Cyberattacks skyrocket during the holiday season, especially those that use spear phishing to target victims. According to the recent Carbon Black Holiday Threat Report, cyberattacks are on track to increase by nearly 60% this season alone. Don’t be a victim. This report identifies the simple steps everyone can take to help protect themselves and their company.
Most holiday-centered cyberattacks on businesses come from malware, typically delivered via spear phishing campaigns, according to the report. Companies are also the most vulnerable during the holidays, struggling to keep security teams available for holiday hours. However, the best way companies can stay protected is actually nontechnical, and more interpersonal, the report found.
Businesses can best protect themselves by creating a company culture that prioritizes cybersecurity and internet safety. To help companies stay safe from phishing attacks, the report identified the following three ways to spot a spear phishing email:
1. Evaluate the email’s basic hygiene – Often with these emails, you’ll see poor grammar, misspelled words and unorthodox URLs. Also, regardless of who is sending an email, be sure to do a brief check to ensure the sender’s domain and email address are accurate and known to you: check the sender address before opening the e-mail or look at it in a preview panel first.
2. Determine the email’s content and motivation – Any requests for personal or financial information should be viewed with extreme caution, especially in business settings where attackers are keen to use spoofed emails from executives to target lower-level employees. Ensure your employees are familiar with company internal policies with regard to how and what personal information they will ask an employee to provide.

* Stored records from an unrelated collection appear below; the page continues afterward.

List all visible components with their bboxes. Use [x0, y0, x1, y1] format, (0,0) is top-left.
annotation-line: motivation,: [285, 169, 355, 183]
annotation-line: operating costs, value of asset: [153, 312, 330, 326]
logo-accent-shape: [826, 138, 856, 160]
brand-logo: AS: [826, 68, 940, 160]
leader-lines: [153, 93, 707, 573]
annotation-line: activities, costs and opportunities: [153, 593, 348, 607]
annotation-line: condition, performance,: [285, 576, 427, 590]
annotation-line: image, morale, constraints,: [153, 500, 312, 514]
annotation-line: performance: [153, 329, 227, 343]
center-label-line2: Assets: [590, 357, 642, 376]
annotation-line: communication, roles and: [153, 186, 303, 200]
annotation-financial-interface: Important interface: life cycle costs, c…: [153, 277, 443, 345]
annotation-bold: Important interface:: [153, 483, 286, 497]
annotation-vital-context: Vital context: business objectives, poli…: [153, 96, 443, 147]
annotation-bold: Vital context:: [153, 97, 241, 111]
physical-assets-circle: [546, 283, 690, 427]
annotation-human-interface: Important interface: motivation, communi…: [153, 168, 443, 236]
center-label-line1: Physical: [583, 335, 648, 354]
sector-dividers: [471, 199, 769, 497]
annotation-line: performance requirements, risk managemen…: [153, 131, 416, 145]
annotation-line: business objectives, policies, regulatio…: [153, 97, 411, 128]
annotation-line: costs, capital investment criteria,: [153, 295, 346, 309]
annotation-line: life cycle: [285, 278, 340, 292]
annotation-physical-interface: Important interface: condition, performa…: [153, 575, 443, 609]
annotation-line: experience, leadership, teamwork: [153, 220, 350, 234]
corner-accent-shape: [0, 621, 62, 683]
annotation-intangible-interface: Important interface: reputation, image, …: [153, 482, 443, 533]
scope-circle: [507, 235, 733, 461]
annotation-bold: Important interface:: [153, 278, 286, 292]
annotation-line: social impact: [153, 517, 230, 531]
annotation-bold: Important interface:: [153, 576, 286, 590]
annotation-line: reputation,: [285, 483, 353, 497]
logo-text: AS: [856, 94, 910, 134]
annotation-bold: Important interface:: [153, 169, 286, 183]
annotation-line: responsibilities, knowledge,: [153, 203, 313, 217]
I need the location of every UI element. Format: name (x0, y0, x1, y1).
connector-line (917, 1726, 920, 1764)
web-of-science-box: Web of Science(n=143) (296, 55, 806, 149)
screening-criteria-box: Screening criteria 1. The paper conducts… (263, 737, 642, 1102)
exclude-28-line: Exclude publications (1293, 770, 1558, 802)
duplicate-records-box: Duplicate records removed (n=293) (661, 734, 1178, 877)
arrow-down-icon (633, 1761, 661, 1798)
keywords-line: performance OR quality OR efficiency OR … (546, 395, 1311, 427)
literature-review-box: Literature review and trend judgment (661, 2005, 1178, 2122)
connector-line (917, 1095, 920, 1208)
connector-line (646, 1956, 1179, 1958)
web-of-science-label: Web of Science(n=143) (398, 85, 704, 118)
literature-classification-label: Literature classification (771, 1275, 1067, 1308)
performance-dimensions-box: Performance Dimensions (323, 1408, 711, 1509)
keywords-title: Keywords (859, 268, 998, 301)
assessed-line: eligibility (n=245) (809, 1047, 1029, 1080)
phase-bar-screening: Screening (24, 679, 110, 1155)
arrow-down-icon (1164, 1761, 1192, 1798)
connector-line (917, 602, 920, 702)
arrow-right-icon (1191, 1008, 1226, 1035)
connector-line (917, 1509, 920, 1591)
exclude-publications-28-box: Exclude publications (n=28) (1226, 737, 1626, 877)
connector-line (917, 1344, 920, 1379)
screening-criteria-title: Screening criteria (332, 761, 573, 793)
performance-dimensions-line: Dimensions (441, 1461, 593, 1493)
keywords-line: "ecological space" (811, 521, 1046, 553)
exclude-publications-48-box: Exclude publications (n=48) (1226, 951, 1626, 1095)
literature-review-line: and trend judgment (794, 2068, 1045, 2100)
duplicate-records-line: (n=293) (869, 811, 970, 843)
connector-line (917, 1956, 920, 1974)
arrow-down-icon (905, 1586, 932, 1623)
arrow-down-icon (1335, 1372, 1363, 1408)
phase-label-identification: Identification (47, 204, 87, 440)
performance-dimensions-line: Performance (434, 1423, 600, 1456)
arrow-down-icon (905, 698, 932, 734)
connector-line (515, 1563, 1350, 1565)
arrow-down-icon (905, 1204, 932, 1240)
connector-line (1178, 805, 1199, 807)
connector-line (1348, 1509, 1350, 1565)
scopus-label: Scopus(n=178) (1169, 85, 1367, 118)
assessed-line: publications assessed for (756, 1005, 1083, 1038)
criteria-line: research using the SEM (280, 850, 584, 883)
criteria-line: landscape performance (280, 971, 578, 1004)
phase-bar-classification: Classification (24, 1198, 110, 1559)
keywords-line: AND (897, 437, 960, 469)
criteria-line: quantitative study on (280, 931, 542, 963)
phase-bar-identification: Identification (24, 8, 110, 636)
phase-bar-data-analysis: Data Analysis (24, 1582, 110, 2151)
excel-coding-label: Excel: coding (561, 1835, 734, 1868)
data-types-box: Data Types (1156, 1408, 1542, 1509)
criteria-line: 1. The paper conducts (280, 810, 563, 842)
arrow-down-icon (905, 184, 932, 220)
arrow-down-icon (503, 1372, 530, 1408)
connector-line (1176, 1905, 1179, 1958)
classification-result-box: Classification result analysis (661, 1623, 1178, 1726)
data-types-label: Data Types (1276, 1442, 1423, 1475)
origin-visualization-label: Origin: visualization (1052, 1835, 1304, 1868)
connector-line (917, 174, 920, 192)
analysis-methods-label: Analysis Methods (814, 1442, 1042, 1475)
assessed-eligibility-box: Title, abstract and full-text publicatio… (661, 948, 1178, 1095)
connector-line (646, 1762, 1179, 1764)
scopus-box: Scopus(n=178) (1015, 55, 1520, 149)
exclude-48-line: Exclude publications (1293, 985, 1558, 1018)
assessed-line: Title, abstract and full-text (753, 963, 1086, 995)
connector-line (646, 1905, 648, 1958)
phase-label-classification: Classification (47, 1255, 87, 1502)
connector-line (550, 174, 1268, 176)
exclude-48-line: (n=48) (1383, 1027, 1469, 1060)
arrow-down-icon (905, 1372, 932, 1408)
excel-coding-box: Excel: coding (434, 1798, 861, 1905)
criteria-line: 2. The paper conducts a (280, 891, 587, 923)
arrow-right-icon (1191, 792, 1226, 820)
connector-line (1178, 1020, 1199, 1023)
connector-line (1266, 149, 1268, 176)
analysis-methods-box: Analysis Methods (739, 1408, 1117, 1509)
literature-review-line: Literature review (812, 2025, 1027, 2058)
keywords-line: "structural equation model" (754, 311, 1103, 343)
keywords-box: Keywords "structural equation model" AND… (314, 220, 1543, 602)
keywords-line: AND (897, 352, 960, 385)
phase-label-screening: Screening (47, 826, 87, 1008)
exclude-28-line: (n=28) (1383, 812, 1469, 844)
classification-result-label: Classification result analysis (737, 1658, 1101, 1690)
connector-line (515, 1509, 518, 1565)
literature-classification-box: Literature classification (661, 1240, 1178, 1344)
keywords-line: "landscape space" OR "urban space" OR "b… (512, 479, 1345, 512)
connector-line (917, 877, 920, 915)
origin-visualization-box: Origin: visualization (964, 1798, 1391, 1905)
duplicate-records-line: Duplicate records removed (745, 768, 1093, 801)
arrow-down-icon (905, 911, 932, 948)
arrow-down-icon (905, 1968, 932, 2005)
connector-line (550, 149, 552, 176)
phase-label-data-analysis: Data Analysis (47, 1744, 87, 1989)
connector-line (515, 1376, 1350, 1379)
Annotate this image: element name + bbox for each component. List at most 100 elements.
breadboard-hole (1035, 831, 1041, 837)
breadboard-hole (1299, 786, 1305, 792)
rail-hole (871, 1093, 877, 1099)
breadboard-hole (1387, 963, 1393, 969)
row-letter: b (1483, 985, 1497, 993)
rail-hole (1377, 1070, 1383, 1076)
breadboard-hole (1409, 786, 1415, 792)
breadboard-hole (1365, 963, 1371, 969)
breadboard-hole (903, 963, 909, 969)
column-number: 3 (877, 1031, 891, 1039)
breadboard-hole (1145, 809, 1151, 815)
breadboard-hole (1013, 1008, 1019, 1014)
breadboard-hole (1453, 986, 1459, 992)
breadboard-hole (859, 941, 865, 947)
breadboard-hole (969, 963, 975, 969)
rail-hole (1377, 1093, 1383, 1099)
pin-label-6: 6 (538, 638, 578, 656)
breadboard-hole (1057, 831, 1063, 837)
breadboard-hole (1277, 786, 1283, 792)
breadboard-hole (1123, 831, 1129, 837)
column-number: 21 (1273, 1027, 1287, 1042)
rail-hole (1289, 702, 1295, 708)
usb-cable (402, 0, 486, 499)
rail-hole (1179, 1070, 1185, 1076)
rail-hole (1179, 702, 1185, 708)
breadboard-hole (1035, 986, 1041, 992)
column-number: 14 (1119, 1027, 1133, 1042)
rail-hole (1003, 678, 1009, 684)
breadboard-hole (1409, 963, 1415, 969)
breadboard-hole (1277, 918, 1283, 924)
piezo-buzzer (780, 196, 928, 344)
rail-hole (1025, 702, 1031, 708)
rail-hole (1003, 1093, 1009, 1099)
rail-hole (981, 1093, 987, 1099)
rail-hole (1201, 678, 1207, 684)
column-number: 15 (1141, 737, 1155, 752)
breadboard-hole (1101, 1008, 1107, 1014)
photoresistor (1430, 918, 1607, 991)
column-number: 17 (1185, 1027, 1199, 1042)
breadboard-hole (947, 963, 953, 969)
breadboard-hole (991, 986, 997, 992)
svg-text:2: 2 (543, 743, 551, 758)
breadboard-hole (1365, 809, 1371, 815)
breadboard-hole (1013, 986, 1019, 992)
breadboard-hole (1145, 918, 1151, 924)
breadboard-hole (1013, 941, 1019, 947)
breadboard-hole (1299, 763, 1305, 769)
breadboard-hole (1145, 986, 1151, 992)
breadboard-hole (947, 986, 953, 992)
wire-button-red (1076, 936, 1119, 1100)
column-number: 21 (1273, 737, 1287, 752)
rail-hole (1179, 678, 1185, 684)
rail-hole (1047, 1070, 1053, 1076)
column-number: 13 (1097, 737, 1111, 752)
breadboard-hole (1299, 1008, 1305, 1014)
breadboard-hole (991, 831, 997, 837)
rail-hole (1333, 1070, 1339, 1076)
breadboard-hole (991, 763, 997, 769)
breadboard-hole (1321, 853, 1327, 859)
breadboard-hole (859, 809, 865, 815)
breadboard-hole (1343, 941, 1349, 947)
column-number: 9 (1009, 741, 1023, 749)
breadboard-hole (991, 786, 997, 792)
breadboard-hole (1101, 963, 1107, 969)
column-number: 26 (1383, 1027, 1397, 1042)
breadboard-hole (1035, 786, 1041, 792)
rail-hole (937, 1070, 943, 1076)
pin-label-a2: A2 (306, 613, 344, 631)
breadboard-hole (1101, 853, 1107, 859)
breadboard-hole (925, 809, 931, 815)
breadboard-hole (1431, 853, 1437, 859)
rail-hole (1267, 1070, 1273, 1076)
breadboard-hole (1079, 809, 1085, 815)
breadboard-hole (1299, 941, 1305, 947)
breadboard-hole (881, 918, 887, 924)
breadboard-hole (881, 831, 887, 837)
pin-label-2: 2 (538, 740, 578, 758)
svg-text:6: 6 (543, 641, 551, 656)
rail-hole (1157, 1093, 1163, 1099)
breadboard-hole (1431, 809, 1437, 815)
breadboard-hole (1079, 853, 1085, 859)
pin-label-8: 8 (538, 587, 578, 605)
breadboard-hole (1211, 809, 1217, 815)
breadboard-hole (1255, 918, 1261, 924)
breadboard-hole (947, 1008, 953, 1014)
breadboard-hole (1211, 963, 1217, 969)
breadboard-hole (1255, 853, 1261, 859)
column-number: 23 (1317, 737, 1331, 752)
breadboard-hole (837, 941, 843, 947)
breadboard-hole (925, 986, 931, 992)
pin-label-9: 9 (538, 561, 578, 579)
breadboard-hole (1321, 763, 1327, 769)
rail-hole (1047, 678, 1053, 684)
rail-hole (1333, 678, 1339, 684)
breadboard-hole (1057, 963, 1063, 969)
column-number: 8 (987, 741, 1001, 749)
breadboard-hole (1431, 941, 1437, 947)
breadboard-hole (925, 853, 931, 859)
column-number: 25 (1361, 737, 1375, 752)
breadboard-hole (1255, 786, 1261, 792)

3. Attachments and link landmines – Downloading an attachment from anyone other than a verified, trusted source is perhaps the quickest way to get yourself in trouble when it comes to a phishing email. Attackers are aware of this and, as a result, will often use links inside of attachments to target victims.
Companies can protect against spear phishing emails by check the message’s basic hygiene, determining the email’s motivation, and taking caution with opening attachments.